George Reiner: Two Poems
after Tabula Rasa: II. Silentium.
is this birth? breathless under violin strings, the piano’s hesitation trying to anchor itself in my stomach.
is this birth? cloud break light shafting through thin chords. I think killing is high pitched in its savage simplicity, in its either/or — a sign for subtraction followed over the edge. the beating stops, an eye fails to blink, heat retreats from the fingers, a diminuendo to rest in.
but if a minus plus a minus is a plus, since subtractions must lie over one another, is that why your desire for life sounds like an ending? an ending without an end is endless and a meaning without a means is meaningless. you are pulled in every direction, so you stand still. you are un-handed. is this before the birth?
“You can kill people with sound and if you can kill, maybe there is the sound that is the opposite of killing”
— Arvo Pärt in conversation with Björk
a lone robin fills a forest with its song, draws out its emptiness & widens it like a lone chair in a large white room, like footsteps off screen till it melts away as if waiting to be filled.
the sound engulfs its own echo, engulfs everything, like a lively sneeze, a child’s laughter, into its own circumference. this liturgy is too serious, too undeniably present, the world stops on the down beat so doves float, olive trees calcify, so night no longer exists.

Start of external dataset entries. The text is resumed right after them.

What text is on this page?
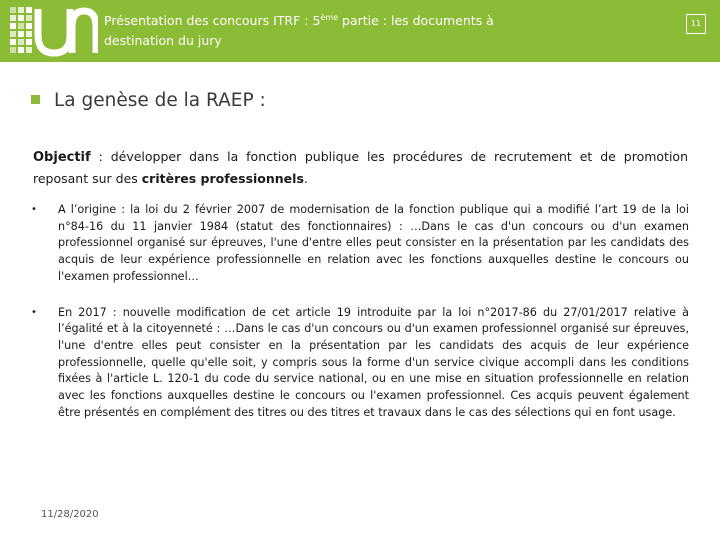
Présentation des concours ITRF : 5ème partie : les documents à destination du jury
11
La genèse de la RAEP :
Objectif : développer dans la fonction publique les procédures de recrutement et de promotion reposant sur des critères professionnels.
• A l’origine : la loi du 2 février 2007 de modernisation de la fonction publique qui a modifié l’art 19 de la loi n°84-16 du 11 janvier 1984 (statut des fonctionnaires) : …Dans le cas d'un concours ou d'un examen professionnel organisé sur épreuves, l'une d'entre elles peut consister en la présentation par les candidats des acquis de leur expérience professionnelle en relation avec les fonctions auxquelles destine le concours ou l'examen professionnel…
• En 2017 : nouvelle modification de cet article 19 introduite par la loi n°2017-86 du 27/01/2017 relative à l’égalité et à la citoyenneté : …Dans le cas d'un concours ou d'un examen professionnel organisé sur épreuves, l'une d'entre elles peut consister en la présentation par les candidats des acquis de leur expérience professionnelle, quelle qu'elle soit, y compris sous la forme d'un service civique accompli dans les conditions fixées à l'article L. 120-1 du code du service national, ou en une mise en situation professionnelle en relation avec les fonctions auxquelles destine le concours ou l'examen professionnel. Ces acquis peuvent également être présentés en complément des titres ou des titres et travaux dans le cas des sélections qui en font usage.
11/28/2020
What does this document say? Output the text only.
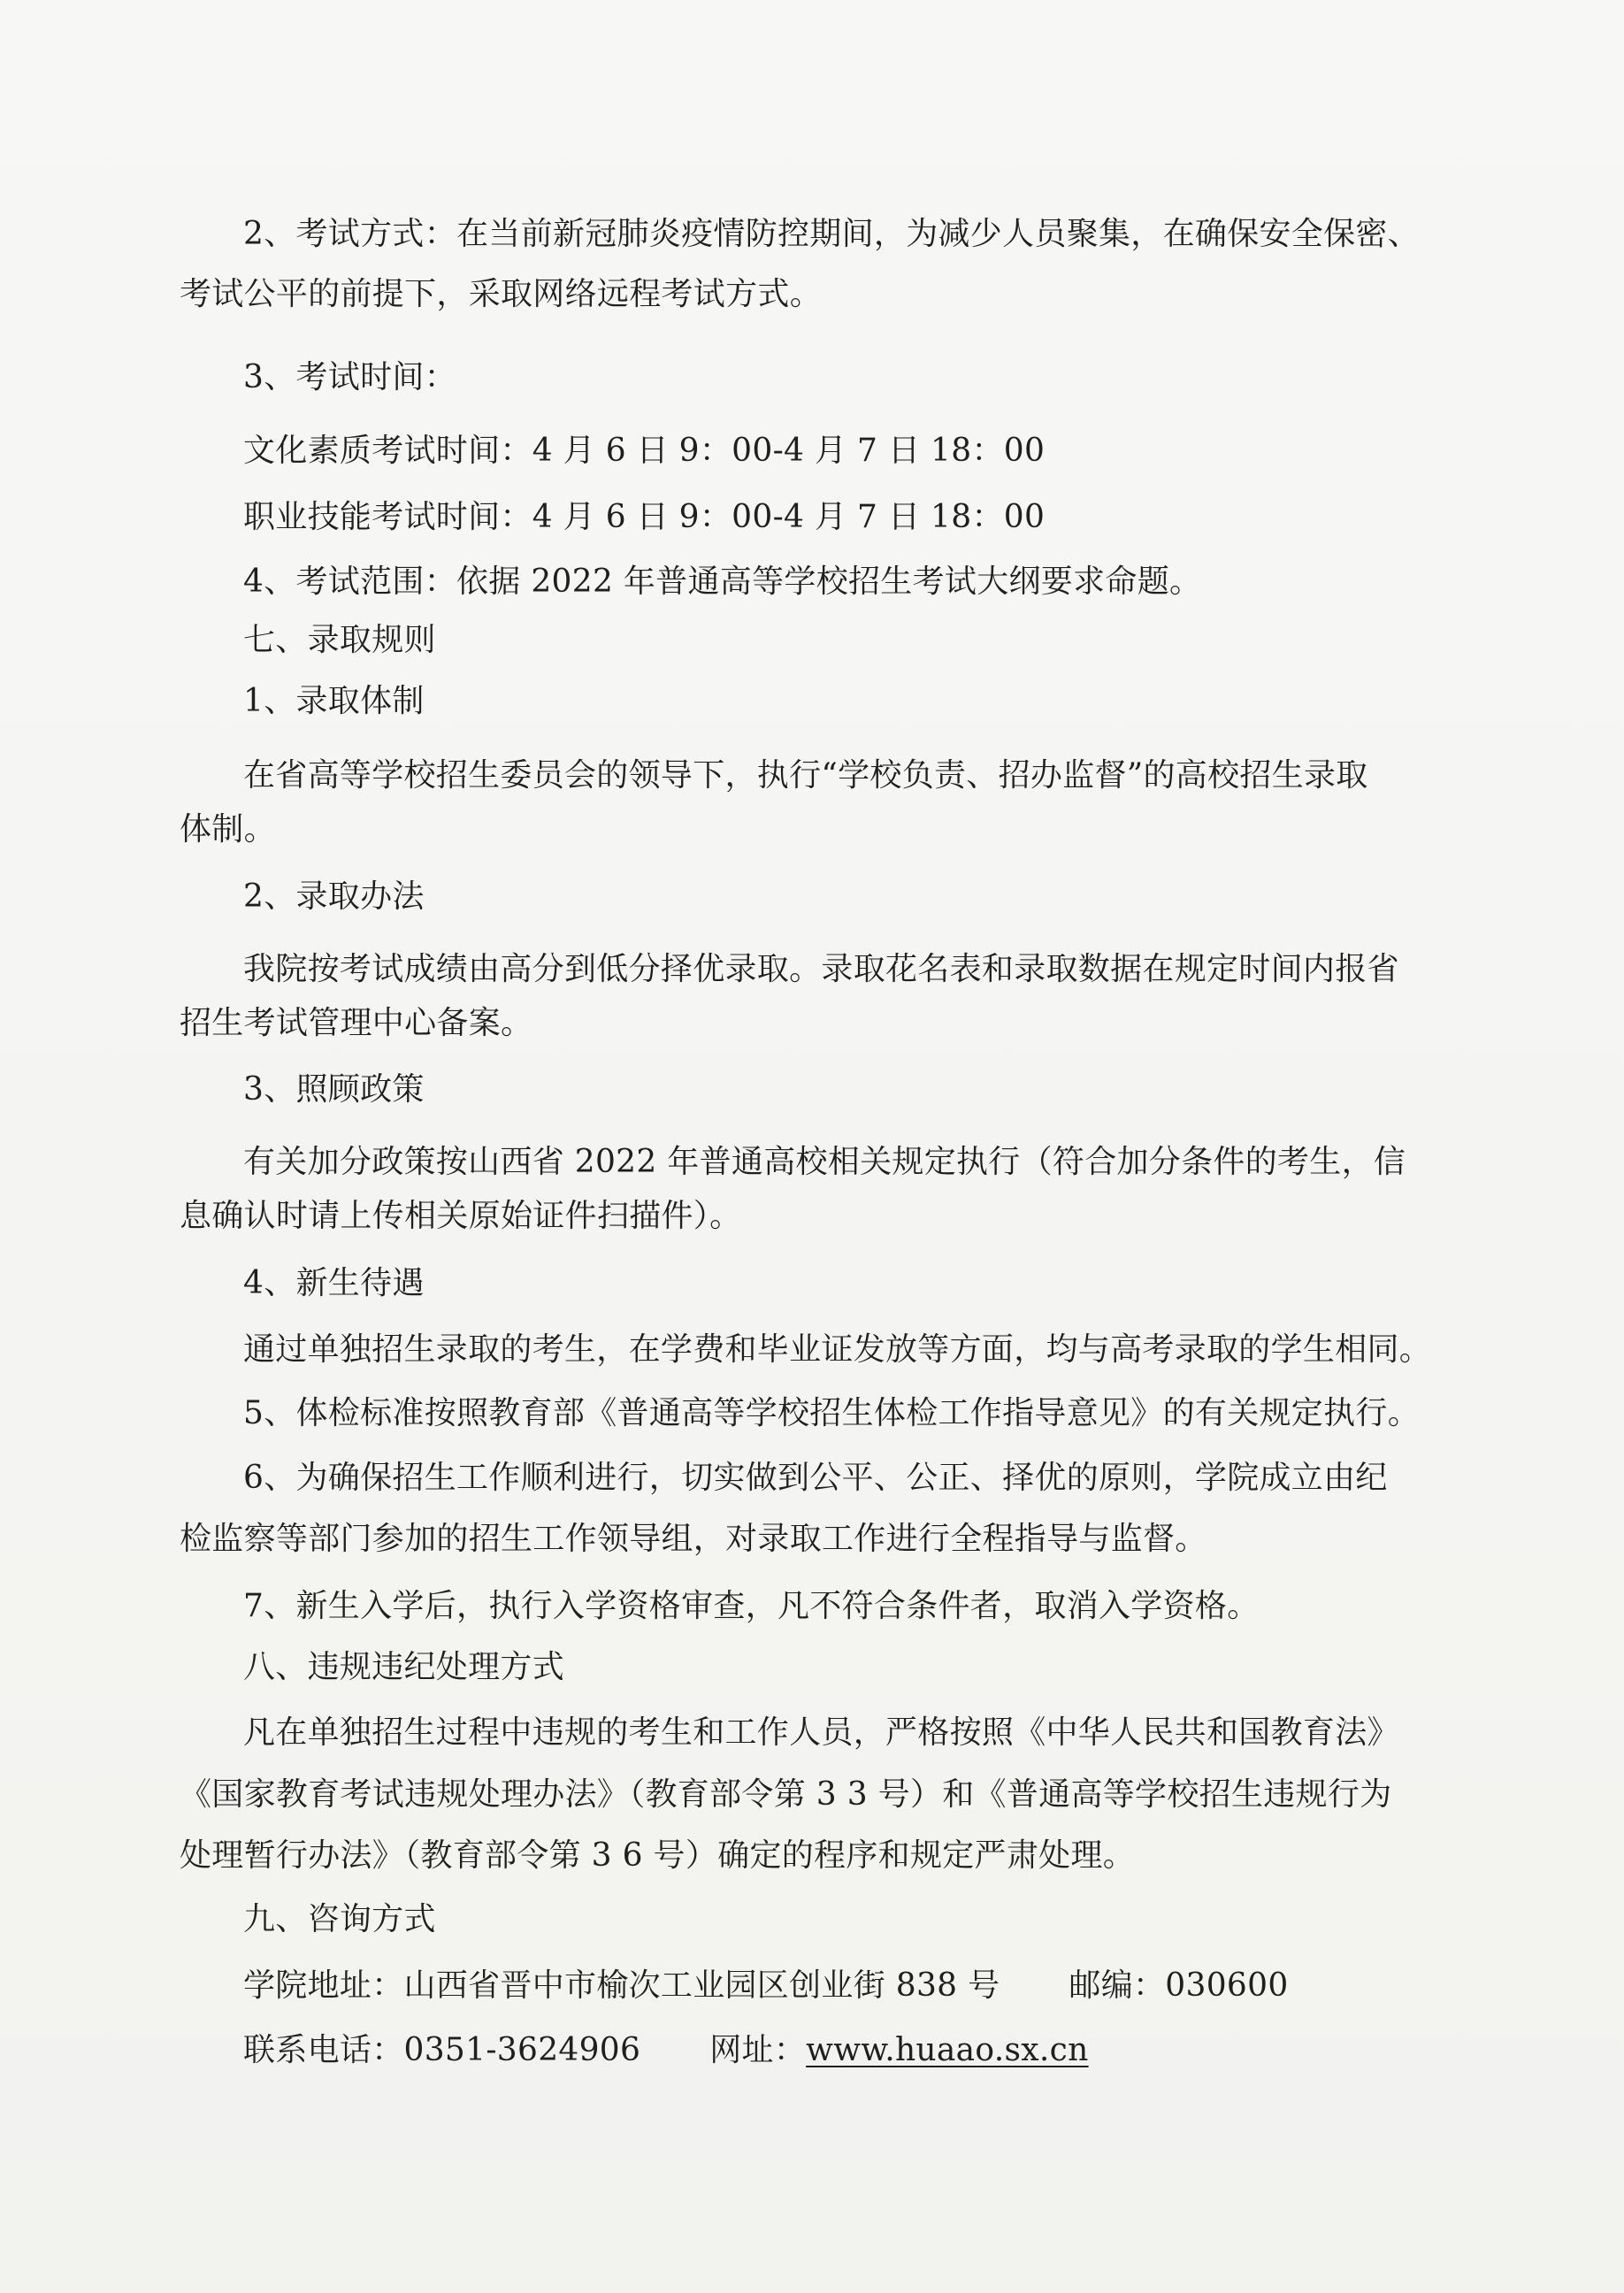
2、考试方式：在当前新冠肺炎疫情防控期间，为减少人员聚集，在确保安全保密、
考试公平的前提下，采取网络远程考试方式。
3、考试时间：
文化素质考试时间：4 月 6 日 9：00-4 月 7 日 18：00
职业技能考试时间：4 月 6 日 9：00-4 月 7 日 18：00
4、考试范围：依据 2022 年普通高等学校招生考试大纲要求命题。
七、录取规则
1、录取体制
在省高等学校招生委员会的领导下，执行“学校负责、招办监督”的高校招生录取
体制。
2、录取办法
我院按考试成绩由高分到低分择优录取。录取花名表和录取数据在规定时间内报省
招生考试管理中心备案。
3、照顾政策
有关加分政策按山西省 2022 年普通高校相关规定执行（符合加分条件的考生，信
息确认时请上传相关原始证件扫描件）。
4、新生待遇
通过单独招生录取的考生，在学费和毕业证发放等方面，均与高考录取的学生相同。
5、体检标准按照教育部《普通高等学校招生体检工作指导意见》的有关规定执行。
6、为确保招生工作顺利进行，切实做到公平、公正、择优的原则，学院成立由纪
检监察等部门参加的招生工作领导组，对录取工作进行全程指导与监督。
7、新生入学后，执行入学资格审查，凡不符合条件者，取消入学资格。
八、违规违纪处理方式
凡在单独招生过程中违规的考生和工作人员，严格按照《中华人民共和国教育法》
《国家教育考试违规处理办法》（教育部令第 3 3 号）和《普通高等学校招生违规行为
处理暂行办法》（教育部令第 3 6 号）确定的程序和规定严肃处理。
九、咨询方式
学院地址：山西省晋中市榆次工业园区创业街 838 号 邮编：030600
联系电话：0351-3624906 网址：www.huaao.sx.cn
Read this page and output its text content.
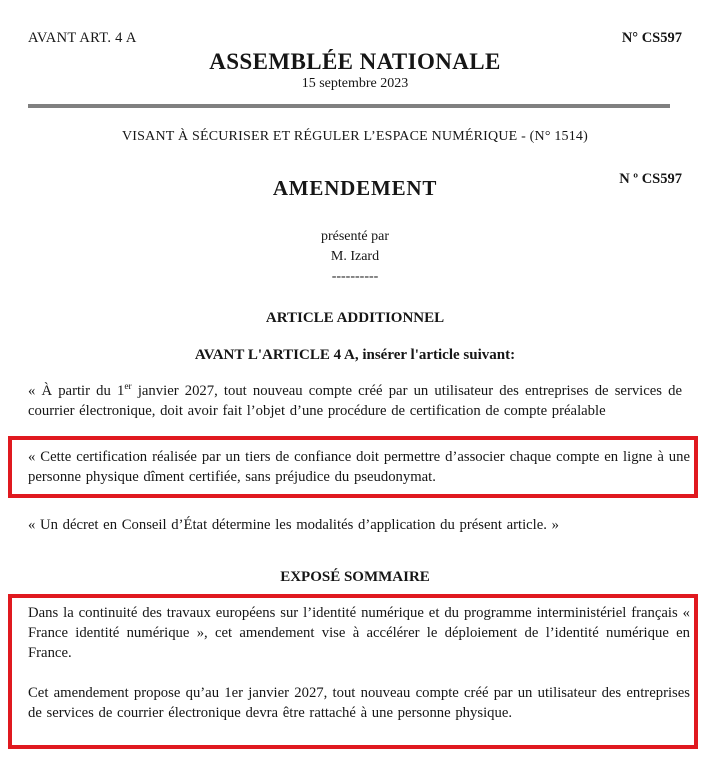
AVANT ART. 4 A	N° CS597
ASSEMBLÉE NATIONALE
15 septembre 2023
VISANT À SÉCURISER ET RÉGULER L’ESPACE NUMÉRIQUE - (N° 1514)
AMENDEMENT	N º CS597
présenté par
M. Izard
----------
ARTICLE ADDITIONNEL
AVANT L'ARTICLE 4 A, insérer l'article suivant:

« À partir du 1er janvier 2027, tout nouveau compte créé par un utilisateur des entreprises de services de courrier électronique, doit avoir fait l’objet d’une procédure de certification de compte préalable

« Cette certification réalisée par un tiers de confiance doit permettre d’associer chaque compte en ligne à une personne physique dîment certifiée, sans préjudice du pseudonymat.

« Un décret en Conseil d’État détermine les modalités d’application du présent article. »

EXPOSÉ SOMMAIRE

Dans la continuité des travaux européens sur l’identité numérique et du programme interministériel français « France identité numérique », cet amendement vise à accélérer le déploiement de l’identité numérique en France.

Cet amendement propose qu’au 1er janvier 2027, tout nouveau compte créé par un utilisateur des entreprises de services de courrier électronique devra être rattaché à une personne physique.
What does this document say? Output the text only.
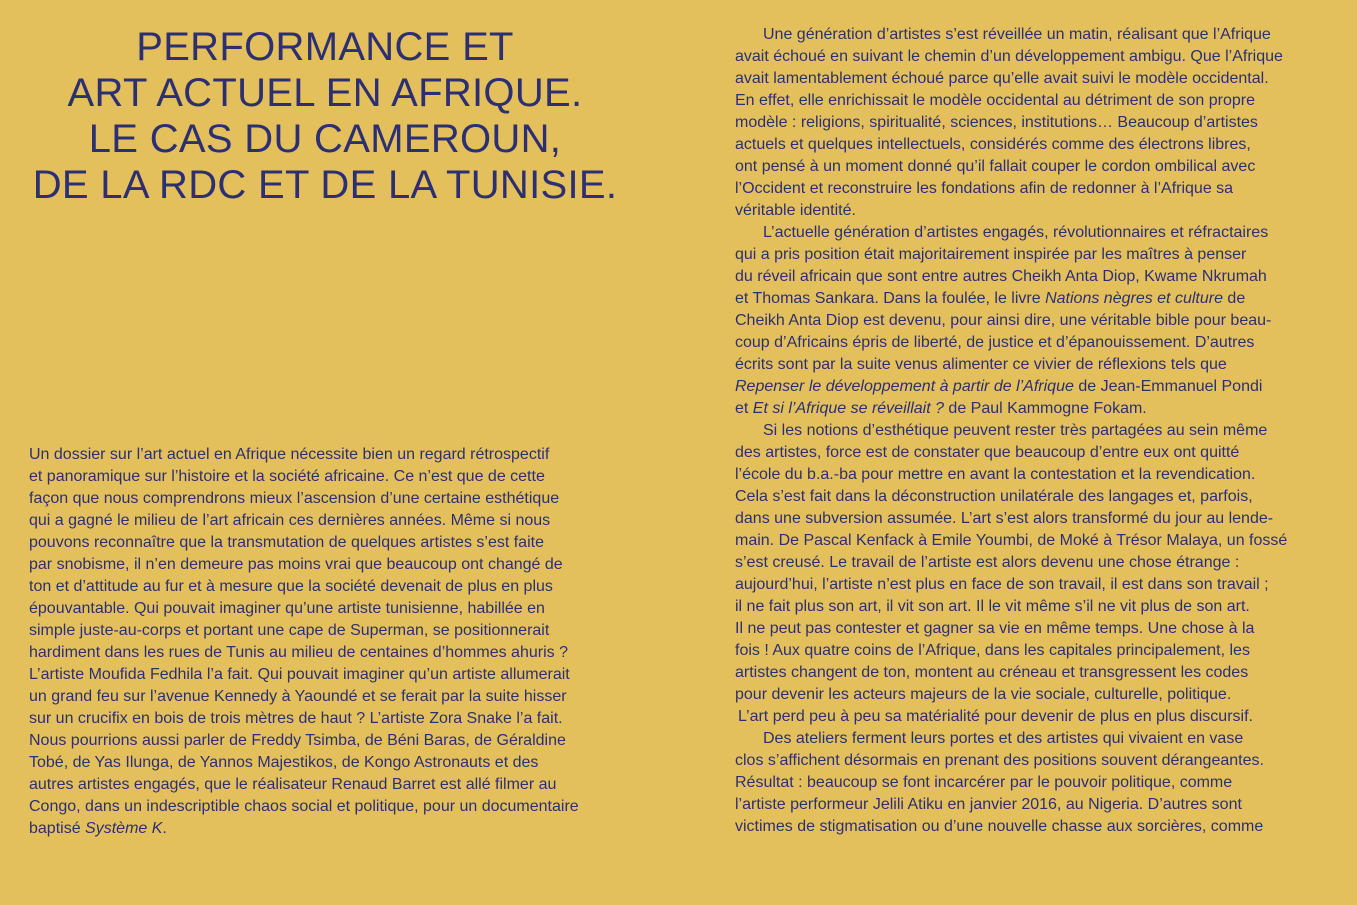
PERFORMANCE ET
ART ACTUEL EN AFRIQUE.
LE CAS DU CAMEROUN,
DE LA RDC ET DE LA TUNISIE.
Un dossier sur l’art actuel en Afrique nécessite bien un regard rétrospectif
et panoramique sur l’histoire et la société africaine. Ce n’est que de cette
façon que nous comprendrons mieux l’ascension d’une certaine esthétique
qui a gagné le milieu de l’art africain ces dernières années. Même si nous
pouvons reconnaître que la transmutation de quelques artistes s’est faite
par snobisme, il n’en demeure pas moins vrai que beaucoup ont changé de
ton et d’attitude au fur et à mesure que la société devenait de plus en plus
épouvantable. Qui pouvait imaginer qu’une artiste tunisienne, habillée en
simple juste-au-corps et portant une cape de Superman, se positionnerait
hardiment dans les rues de Tunis au milieu de centaines d’hommes ahuris ?
L’artiste Moufida Fedhila l’a fait. Qui pouvait imaginer qu’un artiste allumerait
un grand feu sur l’avenue Kennedy à Yaoundé et se ferait par la suite hisser
sur un crucifix en bois de trois mètres de haut ? L’artiste Zora Snake l’a fait.
Nous pourrions aussi parler de Freddy Tsimba, de Béni Baras, de Géraldine
Tobé, de Yas Ilunga, de Yannos Majestikos, de Kongo Astronauts et des
autres artistes engagés, que le réalisateur Renaud Barret est allé filmer au
Congo, dans un indescriptible chaos social et politique, pour un documentaire
baptisé Système K.
Une génération d’artistes s’est réveillée un matin, réalisant que l’Afrique
avait échoué en suivant le chemin d’un développement ambigu. Que l’Afrique
avait lamentablement échoué parce qu’elle avait suivi le modèle occidental.
En effet, elle enrichissait le modèle occidental au détriment de son propre
modèle : religions, spiritualité, sciences, institutions… Beaucoup d’artistes
actuels et quelques intellectuels, considérés comme des électrons libres,
ont pensé à un moment donné qu’il fallait couper le cordon ombilical avec
l’Occident et reconstruire les fondations afin de redonner à l’Afrique sa
véritable identité.
L’actuelle génération d’artistes engagés, révolutionnaires et réfractaires
qui a pris position était majoritairement inspirée par les maîtres à penser
du réveil africain que sont entre autres Cheikh Anta Diop, Kwame Nkrumah
et Thomas Sankara. Dans la foulée, le livre Nations nègres et culture de
Cheikh Anta Diop est devenu, pour ainsi dire, une véritable bible pour beau-
coup d’Africains épris de liberté, de justice et d’épanouissement. D’autres
écrits sont par la suite venus alimenter ce vivier de réflexions tels que
Repenser le développement à partir de l’Afrique de Jean-Emmanuel Pondi
et Et si l’Afrique se réveillait ? de Paul Kammogne Fokam.
Si les notions d’esthétique peuvent rester très partagées au sein même
des artistes, force est de constater que beaucoup d’entre eux ont quitté
l’école du b.a.-ba pour mettre en avant la contestation et la revendication.
Cela s’est fait dans la déconstruction unilatérale des langages et, parfois,
dans une subversion assumée. L’art s’est alors transformé du jour au lende-
main. De Pascal Kenfack à Emile Youmbi, de Moké à Trésor Malaya, un fossé
s’est creusé. Le travail de l’artiste est alors devenu une chose étrange :
aujourd’hui, l’artiste n’est plus en face de son travail, il est dans son travail ;
il ne fait plus son art, il vit son art. Il le vit même s’il ne vit plus de son art.
Il ne peut pas contester et gagner sa vie en même temps. Une chose à la
fois ! Aux quatre coins de l’Afrique, dans les capitales principalement, les
artistes changent de ton, montent au créneau et transgressent les codes
pour devenir les acteurs majeurs de la vie sociale, culturelle, politique.
L’art perd peu à peu sa matérialité pour devenir de plus en plus discursif.
Des ateliers ferment leurs portes et des artistes qui vivaient en vase
clos s’affichent désormais en prenant des positions souvent dérangeantes.
Résultat : beaucoup se font incarcérer par le pouvoir politique, comme
l’artiste performeur Jelili Atiku en janvier 2016, au Nigeria. D’autres sont
victimes de stigmatisation ou d’une nouvelle chasse aux sorcières, comme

I cry at these unkept promises for frost cannot last past noon & wind isn’t visible without grass moving so why, in imitation of “a minus plus a minus is a plus”, do the hairs around my body trap air like deathbed confessions?
bone-house
— from the Anglo-Saxon, bānhūs
like furniture for a house
I cannot see or feel
my bones inside me
but if you press
your finger into the top
of my head,
my hands or feet
there will be bones
the smallest
in my ear
vibrates,
my tongue-bone
articulates
a refusal
to join
with every other bone
my collarbone
is designed
to break
I am proud
to have built
my body’s bricks
since birth
a house
after my death
they’ll outlast me
for centuries
archaeologists
will piece
together
my ladder-like ribs
their chemical
composition,
their fractures
– yearly
growth measurements
on the door frame
they will piece together
my sex
through my pelvis
– another door for
entering
my home
its dining room,
DIY cupboard and stairs
all inlaid with bone
its strength
from being designed
to break.
George Reiner is a poet, translator and writer based in Ramsgate, UK, whose work can be found in Pamenar Press, Datableed, and Green Linden Press.